Une haine qui n’a pas de nom

Comment qualifier le profil inédit du tueur de Toulouse ? Chacun s’efforce, au fil des jours, de trouver le bon terme. Mais, à mesure que les étiquettes se multiplient, elles se contredisent et s’annulent, marquant l’échec de toutes ces tentatives. Tour à tour fanatique, djihadiste, fou d’Allah, moudjahidin, terroriste, salafiste, islamiste, loup solitaire ; mais aussi psychopathe, délirant, dépressif, fragile, beau gosse, monstre ; et encore français, franco-algérien, algérien, gosse des banlieues, délinquant, cambrioleur… l’assassin demeure sans profil.

En trouvant le mot qui convient, on espère obtenir un début d’explication, une classification qui rassure, un moyen d’avoir prise. Comme si l’on tentait de conjurer, en la nommant, en lui assignant une place, quelque chose qu’on ne peut ni regarder en face ni exactement décrire. Mais quoi ?

La haine. Le terme s’utilise faute de mieux, mais il n’est qu’approximatif. Car ce qui habite le meurtrier n’est pas simplement ce vieux sentiment d’aversion – bien connu, justement nommé -, que chacun éprouve légitimement envers ce qui lui a causé des souffrances.

Ce sentiment banal et répandu, Spinoza le définissait comme « une propension à repousser ce qui nous a causé une peine ou un dommage » (« Court Traité », vers 1660). Ici, c’est en fait de tout autre chose qu’il s’agit : une pulsion de tout détruire, une volonté d’anéantir radicale et farouche.

Derrière les cibles et les adversaires (militaires de l’Alliance, musulmans jugés traîtres, juifs jugés oppresseurs, Occident jugé impie) s’active une haine globale envers le monde tel qu’il est, considéré comme un enfer. La tâche première est de tout détruire, car la rédemption passe par l’anéantissement.

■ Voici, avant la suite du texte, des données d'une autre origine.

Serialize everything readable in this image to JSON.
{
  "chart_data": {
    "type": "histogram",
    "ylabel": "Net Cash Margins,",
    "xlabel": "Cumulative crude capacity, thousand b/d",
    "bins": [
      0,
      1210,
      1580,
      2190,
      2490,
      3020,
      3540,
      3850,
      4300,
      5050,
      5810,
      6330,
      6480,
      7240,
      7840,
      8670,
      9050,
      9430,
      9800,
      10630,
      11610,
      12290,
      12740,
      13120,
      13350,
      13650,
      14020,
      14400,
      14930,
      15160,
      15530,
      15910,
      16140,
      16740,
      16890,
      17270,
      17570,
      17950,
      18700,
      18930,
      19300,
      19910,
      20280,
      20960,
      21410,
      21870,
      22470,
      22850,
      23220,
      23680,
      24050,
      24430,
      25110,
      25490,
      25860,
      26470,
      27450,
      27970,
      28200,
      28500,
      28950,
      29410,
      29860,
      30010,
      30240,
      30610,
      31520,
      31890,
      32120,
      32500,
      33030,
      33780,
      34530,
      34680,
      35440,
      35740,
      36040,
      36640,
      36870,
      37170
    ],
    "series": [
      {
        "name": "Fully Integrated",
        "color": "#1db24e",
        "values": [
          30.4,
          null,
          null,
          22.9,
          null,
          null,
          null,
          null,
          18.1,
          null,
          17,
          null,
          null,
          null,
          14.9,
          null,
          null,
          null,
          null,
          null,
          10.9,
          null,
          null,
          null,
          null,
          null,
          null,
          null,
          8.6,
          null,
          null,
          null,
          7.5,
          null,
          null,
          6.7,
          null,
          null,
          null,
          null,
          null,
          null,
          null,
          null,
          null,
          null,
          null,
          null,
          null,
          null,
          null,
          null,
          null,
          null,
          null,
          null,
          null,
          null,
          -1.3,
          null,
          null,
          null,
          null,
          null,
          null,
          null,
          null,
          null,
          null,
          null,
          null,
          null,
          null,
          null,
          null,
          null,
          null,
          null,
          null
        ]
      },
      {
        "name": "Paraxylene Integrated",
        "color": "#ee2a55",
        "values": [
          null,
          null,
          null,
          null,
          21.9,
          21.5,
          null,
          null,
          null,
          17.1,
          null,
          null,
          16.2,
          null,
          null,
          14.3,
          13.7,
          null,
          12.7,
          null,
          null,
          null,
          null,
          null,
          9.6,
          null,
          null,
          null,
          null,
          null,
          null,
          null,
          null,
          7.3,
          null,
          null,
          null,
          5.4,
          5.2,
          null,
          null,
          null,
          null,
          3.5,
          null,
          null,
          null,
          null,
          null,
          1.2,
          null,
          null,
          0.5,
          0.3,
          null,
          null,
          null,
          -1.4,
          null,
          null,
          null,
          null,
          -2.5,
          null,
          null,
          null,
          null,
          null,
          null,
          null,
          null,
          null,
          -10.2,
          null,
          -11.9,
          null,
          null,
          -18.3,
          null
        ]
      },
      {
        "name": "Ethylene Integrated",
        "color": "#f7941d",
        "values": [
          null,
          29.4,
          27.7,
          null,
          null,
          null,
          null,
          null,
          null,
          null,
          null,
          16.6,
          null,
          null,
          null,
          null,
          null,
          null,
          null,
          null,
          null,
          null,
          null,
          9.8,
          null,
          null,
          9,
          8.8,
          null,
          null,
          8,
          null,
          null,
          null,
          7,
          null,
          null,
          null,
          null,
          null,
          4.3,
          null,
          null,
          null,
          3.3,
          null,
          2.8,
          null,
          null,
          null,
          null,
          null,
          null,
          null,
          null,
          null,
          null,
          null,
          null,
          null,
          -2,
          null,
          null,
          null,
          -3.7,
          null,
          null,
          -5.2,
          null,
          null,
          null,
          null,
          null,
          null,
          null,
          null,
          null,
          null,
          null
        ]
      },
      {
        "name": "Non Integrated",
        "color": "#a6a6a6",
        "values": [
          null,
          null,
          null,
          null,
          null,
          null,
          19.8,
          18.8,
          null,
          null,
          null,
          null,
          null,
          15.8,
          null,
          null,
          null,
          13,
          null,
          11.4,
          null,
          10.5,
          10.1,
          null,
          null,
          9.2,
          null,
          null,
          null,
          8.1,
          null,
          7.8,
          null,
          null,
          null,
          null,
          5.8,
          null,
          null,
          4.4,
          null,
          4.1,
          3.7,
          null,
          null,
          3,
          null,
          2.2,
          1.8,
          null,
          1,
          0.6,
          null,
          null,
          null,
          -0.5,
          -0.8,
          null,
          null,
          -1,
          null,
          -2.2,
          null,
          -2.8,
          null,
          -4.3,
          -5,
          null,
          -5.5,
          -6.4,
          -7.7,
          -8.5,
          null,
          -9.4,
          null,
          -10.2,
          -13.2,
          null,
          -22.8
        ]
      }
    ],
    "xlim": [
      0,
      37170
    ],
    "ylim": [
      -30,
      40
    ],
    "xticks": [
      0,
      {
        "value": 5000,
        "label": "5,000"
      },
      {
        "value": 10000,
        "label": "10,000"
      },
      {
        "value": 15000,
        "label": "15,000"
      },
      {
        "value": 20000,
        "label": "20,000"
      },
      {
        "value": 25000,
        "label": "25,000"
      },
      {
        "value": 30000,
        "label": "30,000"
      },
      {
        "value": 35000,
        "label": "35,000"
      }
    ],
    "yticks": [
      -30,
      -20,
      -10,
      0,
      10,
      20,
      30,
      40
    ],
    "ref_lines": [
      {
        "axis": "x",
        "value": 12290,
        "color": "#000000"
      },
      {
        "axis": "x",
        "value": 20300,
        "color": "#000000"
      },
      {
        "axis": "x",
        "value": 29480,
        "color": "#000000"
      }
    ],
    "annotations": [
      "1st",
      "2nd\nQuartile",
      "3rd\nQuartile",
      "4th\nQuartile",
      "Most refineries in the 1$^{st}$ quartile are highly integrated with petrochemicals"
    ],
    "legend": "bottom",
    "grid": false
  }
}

Cette volonté de néant, sous la forme du nihilisme, a donné naissance depuis le XIX e siècle à des générations de combattants radicaux. Le Russe Serge Netchaïev, dans son « Catéchisme du révolutionnaire », (1868), décrit leur profil modèle en des termes qui s’appliquent en partie au terroriste d’aujourd’hui : « Au fond de lui-même, non seulement en paroles mais en pratique, il a rompu tout lien avec l’ordre public et avec le monde civilisé, avec toute loi, toute convention et condition acceptée, ainsi qu’avec toute moralité. En ce qui concerne ce monde civilisé, il en est un ennemi implacable, et s’il continue à y vivre, ce n’est qu’afin de le détruire plus complètement. »

« Mutatis mutandis », les djihadistes façon Al-Qaida sont des héritiers de ce projet de destruction sans frein. Leurs discours s’organisent autrement, leurs références ne sont pas les mêmes, mais leurs actes sont identiques à ceux des nihilistes, des nazis, des révolutionnaires professionnels.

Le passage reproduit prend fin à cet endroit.